Department of Clinical and Experimental Medicine, Translational Research Center for Gastrointestinal Diseases (TARGID), University of Leuven, Belgium Department of Neurosciences, Division of Experimental Neurology, Laboratory for Cognitive Neurology, University of Leuven, Belgium Department of Medical Diagnostic Sciences, Medical Imaging Research Center, University of Leuven, Belgium Department of Medical Diagnostic Sciences, Nuclear Medicine Section, University of Leuven, Belgium Faculty of Pharmaceutical Sciences, Laboratory for Radiopharmacy, University of Leuven, Belgium University Psychiatric Centre, Liaison Psychiatry, University Hospital Gasthuisberg, Leuven, Belgium.
Pain. 2013 Oct;154(10):2072-2077. doi: 10.1016/j.pain.2013.06.026. Epub 2013 Jun 20.
Opioidergic neurotransmission in the central nervous system is involved in somatic pain, but its role in visceral pain remains unknown.
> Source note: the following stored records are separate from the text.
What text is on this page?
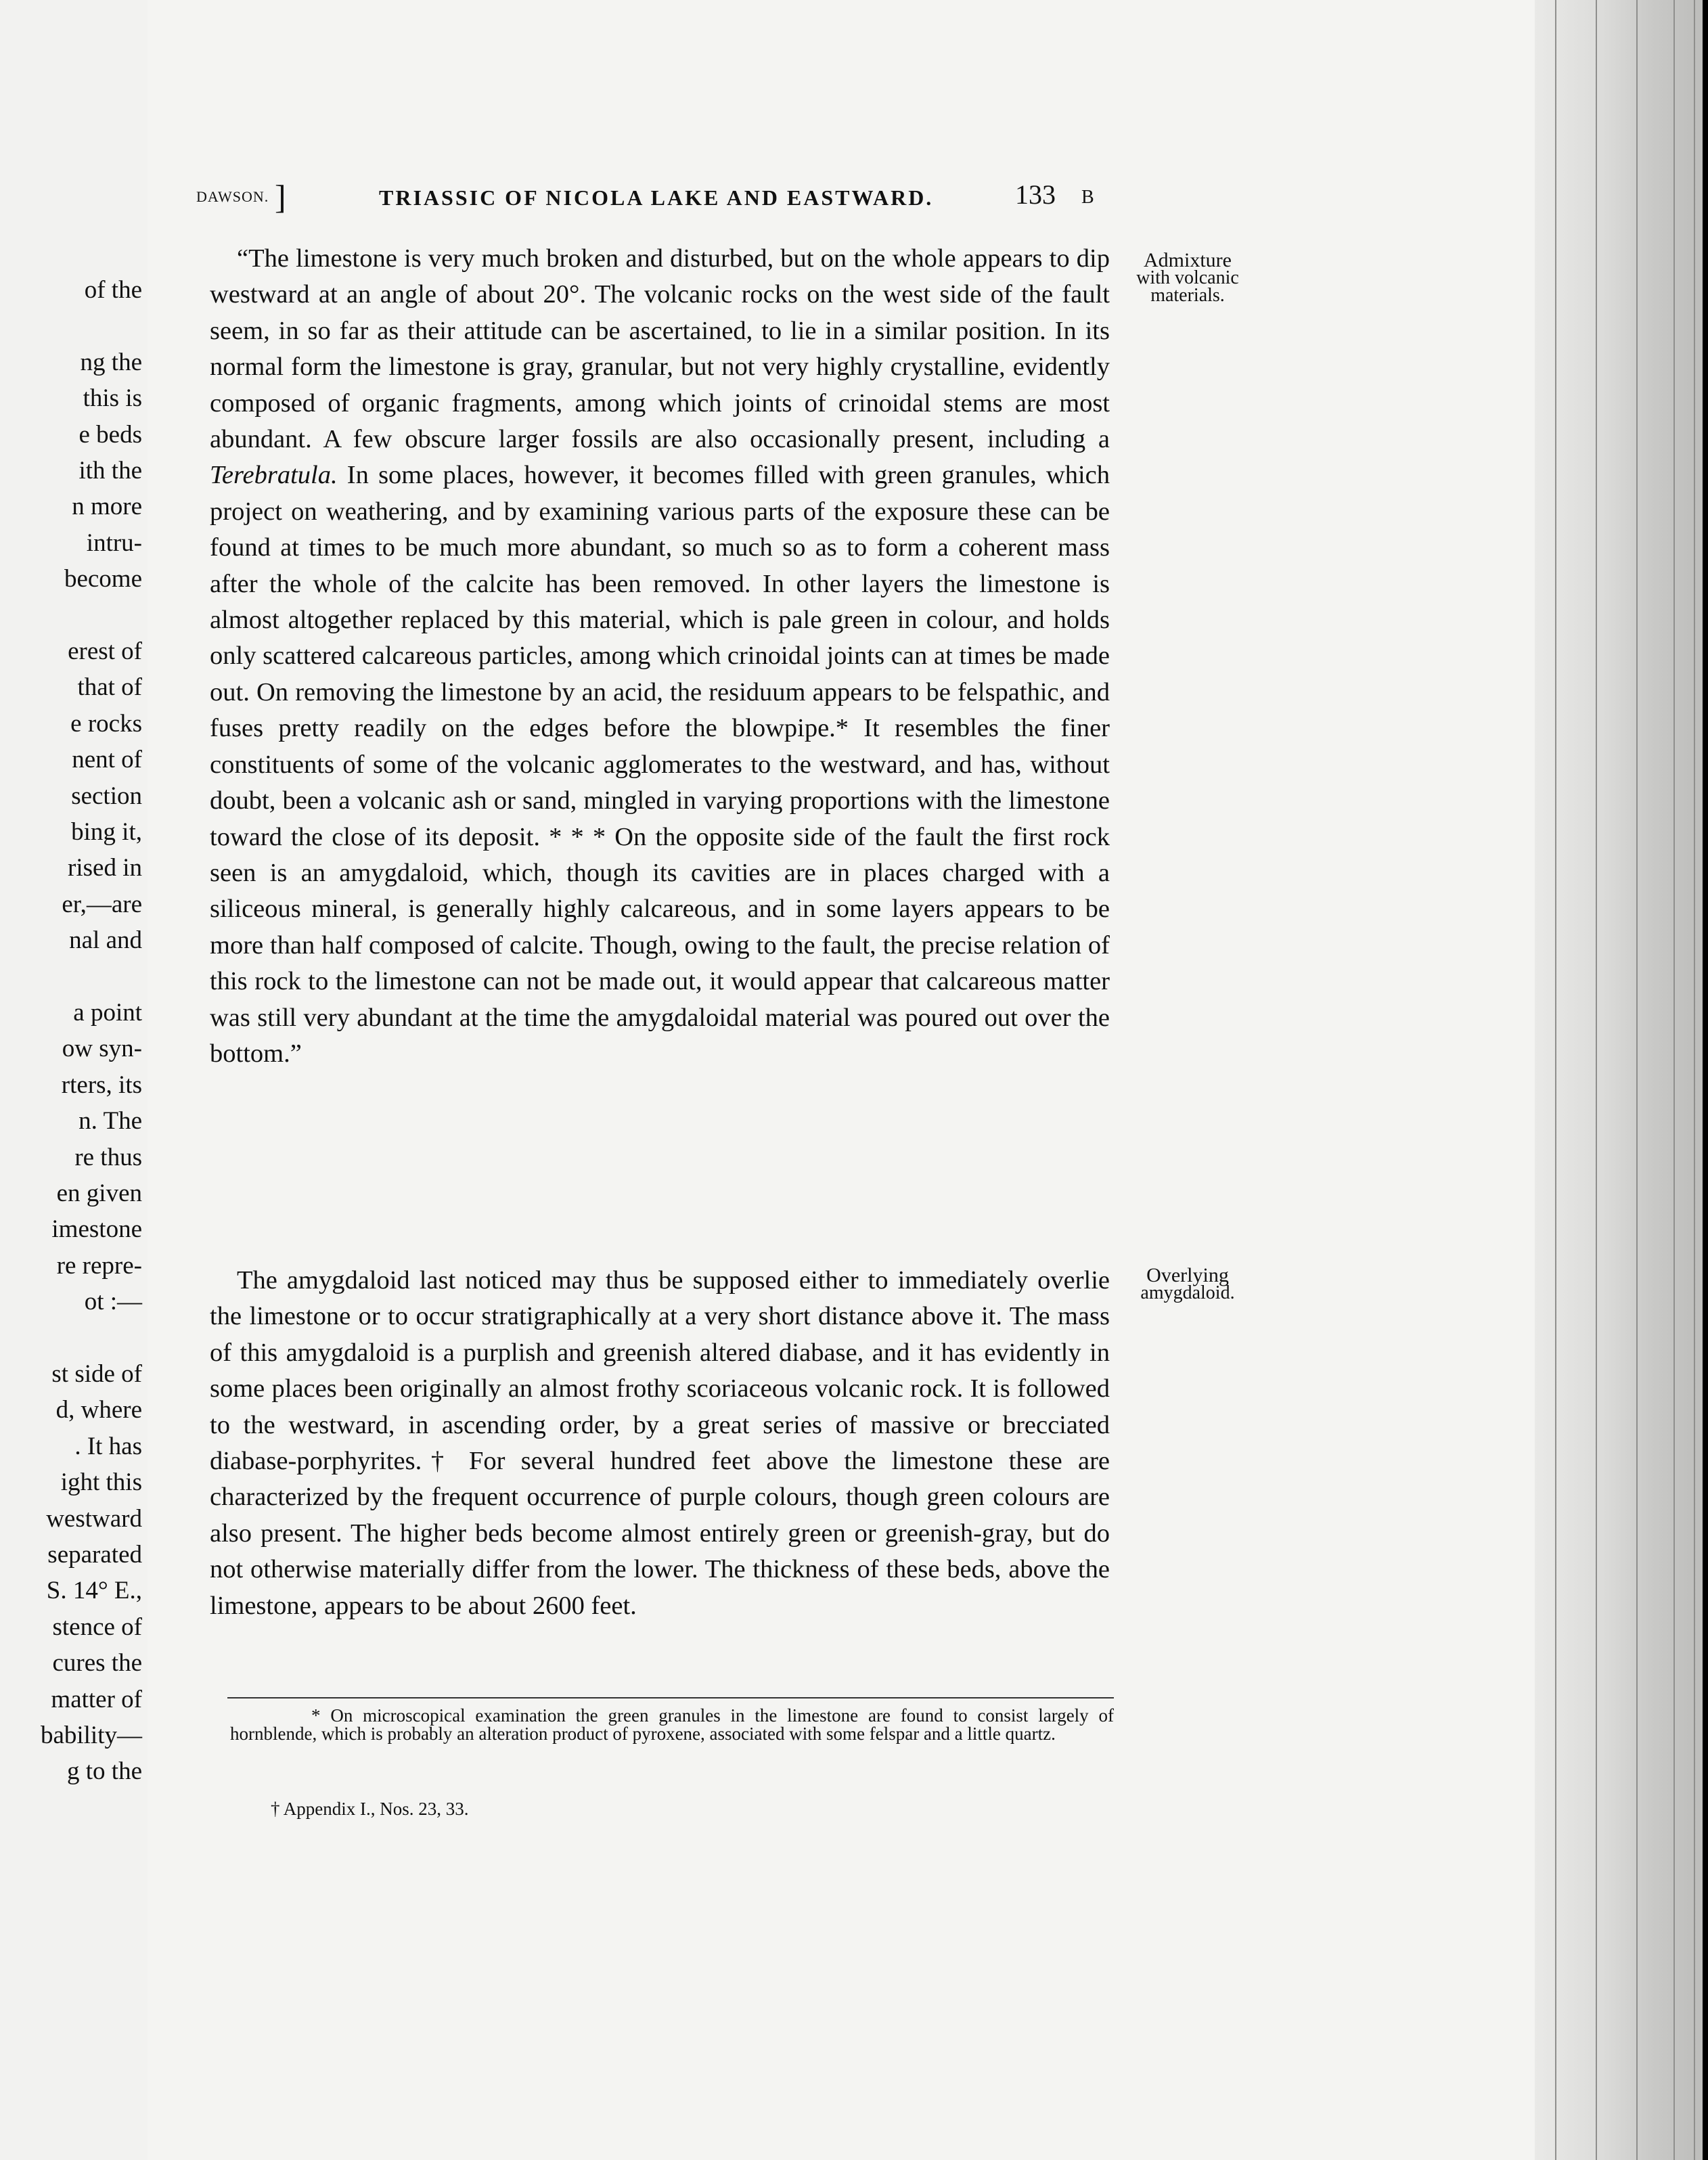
of the
ng the
this is
e beds
ith the
n more
intru-
become
erest of
that of
e rocks
nent of
section
bing it,
rised in
er,—are
nal and
a point
ow syn-
rters, its
n. The
re thus
en given
imestone
re repre-
ot :—
st side of
d, where
. It has
ight this
westward
separated
S. 14° E.,
stence of
cures the
matter of
bability—
g to the
DAWSON. ]	TRIASSIC OF NICOLA LAKE AND EASTWARD.	133 B
“The limestone is very much broken and disturbed, but on the whole appears to dip westward at an angle of about 20°. The volcanic rocks on the west side of the fault seem, in so far as their attitude can be ascertained, to lie in a similar position. In its normal form the limestone is gray, granular, but not very highly crystalline, evidently composed of organic fragments, among which joints of crinoidal stems are most abundant. A few obscure larger fossils are also occasionally present, including a Terebratula. In some places, however, it becomes filled with green granules, which project on weathering, and by examining various parts of the exposure these can be found at times to be much more abundant, so much so as to form a coherent mass after the whole of the calcite has been removed. In other layers the limestone is almost altogether replaced by this material, which is pale green in colour, and holds only scattered calcareous particles, among which crinoidal joints can at times be made out. On removing the limestone by an acid, the residuum appears to be felspathic, and fuses pretty readily on the edges before the blowpipe.* It resembles the finer constituents of some of the volcanic agglomerates to the westward, and has, without doubt, been a volcanic ash or sand, mingled in varying proportions with the limestone toward the close of its deposit. * * * On the opposite side of the fault the first rock seen is an amygdaloid, which, though its cavities are in places charged with a siliceous mineral, is generally highly calcareous, and in some layers appears to be more than half composed of calcite. Though, owing to the fault, the precise relation of this rock to the limestone can not be made out, it would appear that calcareous matter was still very abundant at the time the amygdaloidal material was poured out over the bottom.”
Admixture
with volcanic
materials.
The amygdaloid last noticed may thus be supposed either to immediately overlie the limestone or to occur stratigraphically at a very short distance above it. The mass of this amygdaloid is a purplish and greenish altered diabase, and it has evidently in some places been originally an almost frothy scoriaceous volcanic rock. It is followed to the westward, in ascending order, by a great series of massive or brecciated diabase-porphyrites.† For several hundred feet above the limestone these are characterized by the frequent occurrence of purple colours, though green colours are also present. The higher beds become almost entirely green or greenish-gray, but do not otherwise materially differ from the lower. The thickness of these beds, above the limestone, appears to be about 2600 feet.
Overlying
amygdaloid.
* On microscopical examination the green granules in the limestone are found to consist largely of hornblende, which is probably an alteration product of pyroxene, associated with some felspar and a little quartz.
† Appendix I., Nos. 23, 33.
We aimed to quantify endogenous opioid release in the brain during sustained painful gastric distension. Therefore, 2 dynamic [11C]carfentanil positron emission tomography scans were performed in 20 healthy subjects during 2 conditions: sustained (20 minutes) painful proximal gastric balloon distension at predetermined individual discomfort threshold (PAIN) and no distension (NO PAIN), in counterbalanced order. Pain levels were assessed during scanning using visual analogue scales and after scanning using the McGill Pain Questionnaire. Emotional state was rated after scanning using the Positive and Negative Affect Schedule. Distribution volume ratios in 21 volumes of interest in the pain matrix were used to quantify endogenous opioid release. During the PAIN compared to the NO PAIN condition, volunteers reported a significantly higher increase in negative affect (5.50±1.29 versus 0.10±1.08, P=.0147) as well as higher pain ratings (sensory: 74.05±9.23 versus 1.50±0.95, P<.0001; affective: 91.42±8.13 versus 4.33±6.56, P<.0001). No difference in endogenous opioid release was demonstrated in any of the volumes of interest. Thus, contrary to its somatic counterpart, no opioid release is detected in the brain during sustained visceral pain, despite similar pain intensities. Endogenous opioids may play a less important role in visceral compared to somatic pain.
中枢神经系统中的阿片能神经传递参与躯体疼痛,但在内脏疼痛中其作用尚不清楚。我们旨在量化持续疼痛性胃扩张期间大脑中内源性阿片释放。因此,在 20 名健康受试者中进行了 2 种动态[11C]carfentanil 正电子发射断层扫描(PET)扫描,在 2 种条件下:在预定的个体不适阈值(PAIN)下持续(20 分钟)进行近端胃球囊扩张(PAIN)和不扩张(NO PAIN),以平衡方式进行。扫描过程中使用视觉模拟量表评估疼痛水平,扫描后使用 McGill 疼痛问卷进行评估。扫描后使用正性和负性情绪量表(PANAS)评估情绪状态。在疼痛矩阵的 21 个感兴趣容积中使用分布容积比来量化内源性阿片释放。与 NO PAIN 条件相比,志愿者在 PAIN 条件下报告的负性情绪明显增加(5.50±1.29 与 0.10±1.08,P=.0147),疼痛评分也更高(感觉:74.05±9.23 与 1.50±0.95,P<.0001;情感:91.42±8.13 与 4.33±6.56,P<.0001)。在任何感兴趣的容积中均未显示内源性阿片释放的差异。因此,与躯体疼痛相反,尽管疼痛强度相似,但在持续内脏疼痛期间大脑中未检测到阿片释放。内源性阿片类物质在内脏疼痛中的作用可能不如躯体疼痛重要。